Democrats and the Republican president postured to try to pin blame on each other for a potential shutdown, which would interfere with a range of federal services and likely furlough hundreds of thousands of federal workers.
“I have decided that no meeting with their congressional leaders could possibly be productive,” Trump wrote in a post on his Truth Social media site.
Senate Democratic Leader Chuck Schumer and House of Representatives Democratic Leader Hakeem Jeffries earlier on Tuesday said Trump had agreed to meet this week at the White House, before government funding expires on September 30.
Potential Shutdown
Lawmakers are at odds over so-called discretionary funding, which accounts for about one-quarter of the roughly $7 trillion federal budget.
“Democrats are ready to work to avoid a shutdown,” Schumer said in a statement responding to Trump’s message. “Trump and Republicans are holding America hostage.”
At issue is how to win enough votes in the deeply divided Congress to pass a stopgap funding bill to keep the government operating into the new fiscal year starting October 1.
Schumer said it is also urgent for Congress to extend an enhanced tax credit for federally backed health insurance premiums, which is due to expire on December 31. Healthcare policy nonprofit KFF estimates out-of-pocket premium payments rising over 75% for the Affordable Care Act plan year beginning on October 1.
“It’s the difference between a family trying to make the mortgage payment and having healthcare,” Schumer told reporters at a press conference in New York’s Brooklyn borough.
Republican leaders say they have not slammed the door on extending the tax credit, but have argued that a stopgap funding bill was not the place to accomplish that.
The Republican-led House passed a bill last week to extend government funding through November 21, but it failed in the Senate where Republicans hold 53 of the 100 seats.
Republican House Speaker Mike Johnson has said he does not intend to call House members back to Washington before October 1 – by which point the government will have shut down absent Senate action.
Johnson says his chamber completed its work when it passed its stopgap funding bill on Friday, a move that also presents the Senate – where bills require bipartisan support to pass – no chance to modify the House bill.
Jeffries told House Democrats to return to Washington from a week-long break on Monday.
Unusual Position For Democrats
In a long posting on Truth Social, Trump attacked Democrats, but said he would meet with the parties’ Leaders “if they get serious about the future of our Nation.”
Without specifically laying out his conditions, Trump said, “All Congressional Democrats want to do is enact Radical Left Policies that nobody voted for — High Taxes, Open Borders, No Consequences for Violent Criminals, Men in Women’s Sports, Taxpayer funded ‘TRANSGENDER’ surgery, and much more.”
Democrats have largely embraced efforts to secure the U.S. border with Mexico, but have criticized Trump’s unilateral tactics of targeting immigrants for deportation without due process.
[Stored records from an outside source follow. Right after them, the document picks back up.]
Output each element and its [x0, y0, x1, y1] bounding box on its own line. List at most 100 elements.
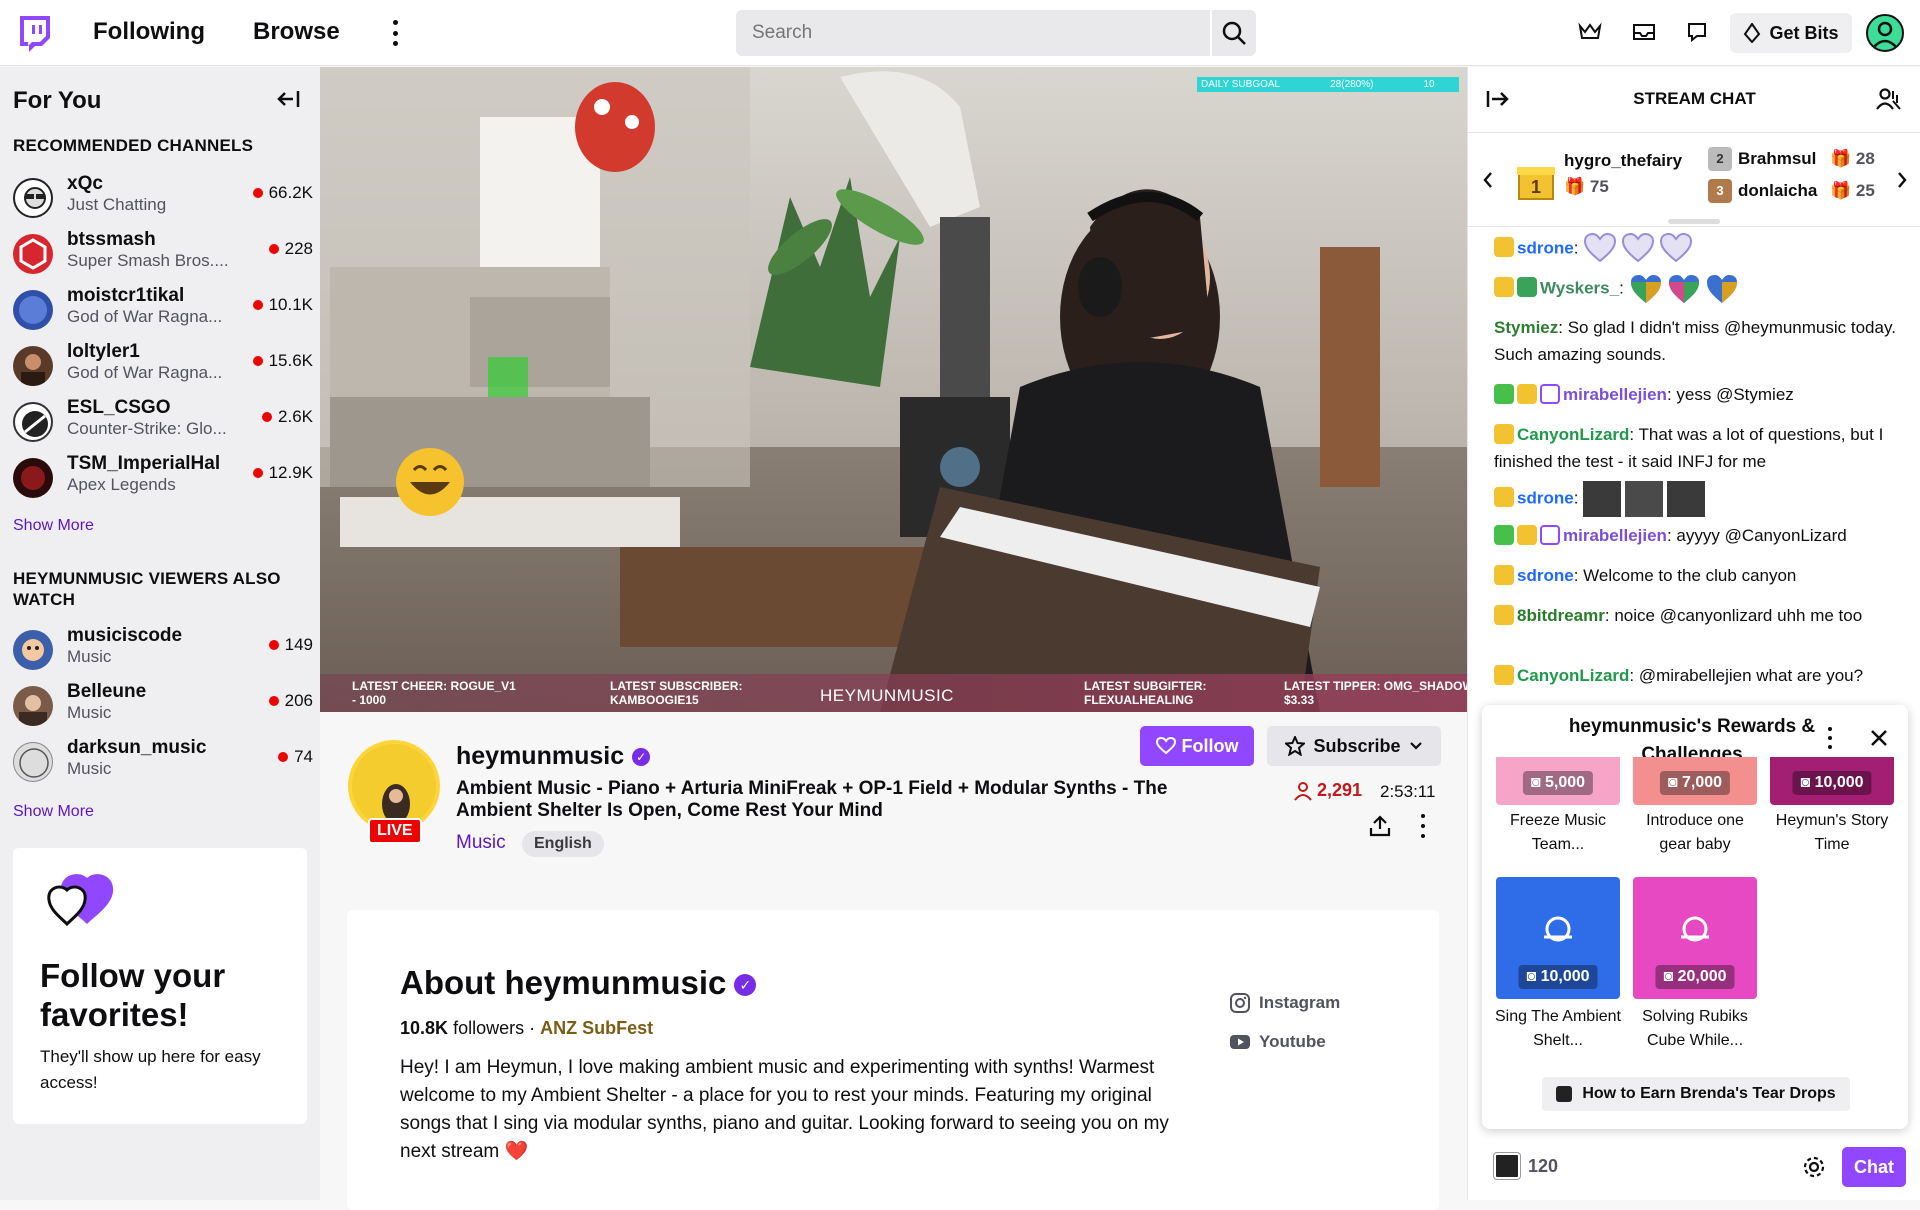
latest-cheer: LATEST CHEER: ROGUE_V1 - 1000	[352, 679, 516, 707]
channel-game: Just Chatting	[67, 195, 167, 214]
chat-username[interactable]: mirabellejien	[1563, 526, 1667, 545]
reward-tile[interactable]: ◙ 5,000	[1496, 757, 1620, 805]
heart-icon	[1155, 737, 1176, 755]
language-tag[interactable]: English	[522, 831, 604, 857]
sidebar-channel[interactable]: Belleune Music 206	[13, 679, 313, 735]
category-link[interactable]: Music	[456, 832, 506, 854]
channel-name[interactable]: heymunmusic ✓	[456, 742, 651, 771]
chat-username[interactable]: Wyskers_	[1540, 278, 1619, 297]
instagram-icon	[1230, 993, 1250, 1013]
chat-username[interactable]: CanyonLizard	[1517, 666, 1629, 685]
user-avatar[interactable]	[1866, 14, 1904, 52]
sidebar-channel[interactable]: musiciscode Music 149	[13, 623, 313, 679]
rank-3-icon: 3	[1708, 179, 1732, 203]
close-icon[interactable]	[1870, 729, 1888, 752]
rewards-more-icon[interactable]	[1826, 727, 1834, 749]
share-icon[interactable]	[1368, 814, 1392, 843]
sidebar-channel[interactable]: loltyler1 God of War Ragna... 15.6K	[13, 339, 313, 395]
community-icon[interactable]	[1876, 87, 1902, 116]
reward-icon	[1681, 916, 1709, 942]
channel-game: Music	[67, 647, 112, 666]
chat-username[interactable]: sdrone	[1517, 488, 1574, 507]
chat-username[interactable]: CanyonLizard	[1517, 425, 1629, 444]
reward-cost: ◙ 5,000	[1522, 771, 1594, 795]
reward-tile[interactable]: ◙ 10,000	[1770, 757, 1894, 805]
follow-card-title: Follow your favorites!	[40, 957, 226, 1033]
reward-icon	[1544, 916, 1572, 942]
badge-icon	[1494, 665, 1514, 685]
reward-tile[interactable]: ◙ 20,000	[1633, 877, 1757, 999]
badge-icon	[1494, 525, 1514, 545]
twitch-logo-icon[interactable]	[16, 14, 52, 54]
sidebar-channel[interactable]: ESL_CSGO Counter-Strike: Glo... 2.6K	[13, 395, 313, 451]
get-bits-button[interactable]: Get Bits	[1730, 13, 1852, 53]
team-link[interactable]: ANZ SubFest	[540, 1018, 653, 1038]
reward-tile[interactable]: ◙ 10,000	[1496, 877, 1620, 999]
inbox-icon[interactable]	[1630, 18, 1658, 46]
channel-game: Counter-Strike: Glo...	[67, 419, 227, 438]
channel-points[interactable]: 120	[1493, 1152, 1558, 1180]
search-input[interactable]	[736, 10, 1210, 56]
sidebar-channel[interactable]: TSM_ImperialHal Apex Legends 12.9K	[13, 451, 313, 507]
chat-message: sdrone:	[1494, 232, 1904, 265]
chat-username[interactable]: sdrone	[1517, 566, 1574, 585]
viewer-count: 74	[278, 747, 313, 767]
reward-tile[interactable]: ◙ 7,000	[1633, 757, 1757, 805]
overlay-ticker: LATEST CHEER: ROGUE_V1 - 1000 LATEST SUB…	[320, 674, 1467, 712]
rank-2-icon: 2	[1708, 147, 1732, 171]
badge-icon	[1494, 424, 1514, 444]
chat-message: 8bitdreamr: noice @canyonlizard uhh me t…	[1494, 602, 1904, 629]
more-menu-icon[interactable]	[388, 20, 402, 46]
chat-username[interactable]: sdrone	[1517, 238, 1574, 257]
verified-icon: ✓	[734, 974, 757, 997]
reward-label: Introduce one gear baby	[1646, 812, 1744, 853]
sidebar-channel[interactable]: btssmash Super Smash Bros.... 228	[13, 227, 313, 283]
badge-icon	[1494, 487, 1514, 508]
badge-icon	[1494, 277, 1514, 298]
chat-username[interactable]: Stymiez	[1494, 318, 1558, 337]
chevron-left-icon[interactable]	[1482, 171, 1494, 194]
avatar	[13, 234, 53, 274]
rainbow-heart-emote-icon	[1629, 273, 1663, 305]
gift-count: 🎁 75	[1564, 177, 1609, 196]
sidebar-title: For You	[13, 87, 102, 114]
more-options-icon[interactable]	[1418, 814, 1428, 838]
video-player[interactable]: DAILY SUBGOAL 28(280%) 10 LATEST CHEER: …	[320, 67, 1467, 712]
show-more-also-watch[interactable]: Show More	[13, 803, 94, 821]
chat-message: CanyonLizard: @mirabellejien what are yo…	[1494, 662, 1904, 689]
channel-name: moistcr1tikal	[67, 285, 185, 306]
svg-text:1: 1	[1531, 177, 1541, 197]
youtube-link[interactable]: Youtube	[1229, 1032, 1326, 1052]
sidebar-channel[interactable]: moistcr1tikal God of War Ragna... 10.1K	[13, 283, 313, 339]
whispers-icon[interactable]	[1683, 18, 1711, 46]
sidebar-channel[interactable]: darksun_music Music 74	[13, 735, 313, 791]
top-nav: Following Browse Get Bits	[0, 0, 1920, 66]
chat-username[interactable]: mirabellejien	[1563, 385, 1667, 404]
left-sidebar: For You RECOMMENDED CHANNELS xQc Just Ch…	[0, 67, 320, 1200]
nav-following[interactable]: Following	[93, 18, 205, 46]
chevron-right-icon[interactable]	[1896, 171, 1908, 194]
crown-icon[interactable]	[1576, 18, 1604, 46]
chat-username[interactable]: 8bitdreamr	[1517, 606, 1605, 625]
follow-button[interactable]: Follow	[1140, 726, 1254, 766]
rainbow-heart-emote-icon	[1705, 273, 1739, 305]
viewer-count: 149	[268, 635, 313, 655]
settings-gear-icon[interactable]	[1802, 1155, 1826, 1184]
viewer-count: 66.2K	[252, 183, 313, 203]
search-button[interactable]	[1210, 10, 1256, 56]
show-more-recommended[interactable]: Show More	[13, 517, 94, 535]
viewer-count: 206	[268, 691, 313, 711]
photo-emote-icon	[1667, 481, 1706, 517]
how-to-earn-button[interactable]: How to Earn Brenda's Tear Drops	[1542, 1077, 1850, 1111]
person-icon	[1294, 781, 1312, 801]
sidebar-channel[interactable]: xQc Just Chatting 66.2K	[13, 171, 313, 227]
badge-icon	[1494, 565, 1514, 585]
chat-message: CanyonLizard: That was a lot of question…	[1494, 424, 1884, 471]
nav-browse[interactable]: Browse	[253, 18, 340, 46]
avatar	[13, 742, 53, 782]
avatar	[13, 630, 53, 670]
collapse-sidebar-icon[interactable]	[276, 89, 300, 115]
subscribe-button[interactable]: Subscribe	[1267, 726, 1441, 766]
chat-send-button[interactable]: Chat	[1842, 1147, 1906, 1187]
instagram-link[interactable]: Instagram	[1229, 992, 1340, 1014]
They also have criticized Trump’s use of some states’ National Guard troops in Democratic-controlled cities, ostensibly to reduce crime rates.
Voting against bills to keep the government operating puts Democrats in an unusual position, as Schumer over the years has chastised Republicans for voting against the sort of funding extensions known as continuing resolutions that the House passed last week.
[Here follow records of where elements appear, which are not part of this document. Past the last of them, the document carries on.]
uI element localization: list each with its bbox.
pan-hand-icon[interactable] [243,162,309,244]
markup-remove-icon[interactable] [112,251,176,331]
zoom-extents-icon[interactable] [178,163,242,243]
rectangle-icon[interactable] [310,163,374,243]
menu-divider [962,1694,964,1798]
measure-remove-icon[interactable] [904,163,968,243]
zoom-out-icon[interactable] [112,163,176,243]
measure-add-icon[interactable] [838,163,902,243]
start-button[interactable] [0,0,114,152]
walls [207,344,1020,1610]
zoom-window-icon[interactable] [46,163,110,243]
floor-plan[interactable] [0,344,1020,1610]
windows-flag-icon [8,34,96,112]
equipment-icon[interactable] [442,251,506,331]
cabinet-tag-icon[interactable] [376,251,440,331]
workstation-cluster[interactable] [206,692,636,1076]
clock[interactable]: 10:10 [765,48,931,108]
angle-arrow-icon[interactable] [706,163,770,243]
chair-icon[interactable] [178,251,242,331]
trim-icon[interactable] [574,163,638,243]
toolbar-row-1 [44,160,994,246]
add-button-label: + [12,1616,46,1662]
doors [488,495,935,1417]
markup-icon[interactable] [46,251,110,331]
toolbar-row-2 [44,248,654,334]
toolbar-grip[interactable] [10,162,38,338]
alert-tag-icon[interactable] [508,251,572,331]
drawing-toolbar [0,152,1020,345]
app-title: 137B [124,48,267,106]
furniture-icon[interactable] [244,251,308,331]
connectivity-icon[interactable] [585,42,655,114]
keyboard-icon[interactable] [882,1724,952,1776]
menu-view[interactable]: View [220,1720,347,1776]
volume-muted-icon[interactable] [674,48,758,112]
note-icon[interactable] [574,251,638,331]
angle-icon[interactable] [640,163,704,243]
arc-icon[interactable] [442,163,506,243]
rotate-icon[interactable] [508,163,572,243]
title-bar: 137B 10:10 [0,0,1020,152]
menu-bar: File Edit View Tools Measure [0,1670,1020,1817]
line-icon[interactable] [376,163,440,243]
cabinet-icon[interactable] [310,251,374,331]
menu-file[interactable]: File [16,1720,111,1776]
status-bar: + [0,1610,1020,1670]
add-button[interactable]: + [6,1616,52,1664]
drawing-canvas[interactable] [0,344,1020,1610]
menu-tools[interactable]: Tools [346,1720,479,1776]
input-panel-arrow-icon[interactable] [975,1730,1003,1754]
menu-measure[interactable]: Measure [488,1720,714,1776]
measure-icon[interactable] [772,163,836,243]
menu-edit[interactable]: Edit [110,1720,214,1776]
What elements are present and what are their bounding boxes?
The federal government has partially shut down 14 times since 1981, but it is unclear what operations would continue and what would close on October 1 if government funding runs out since the Office of Management and Budget has not made public agencies’ contingency plans.
Mandatory spending, such as on the Social Security and Medicare benefits would continue, as would interest payments on the federal government’s $37.5 trillion in debt.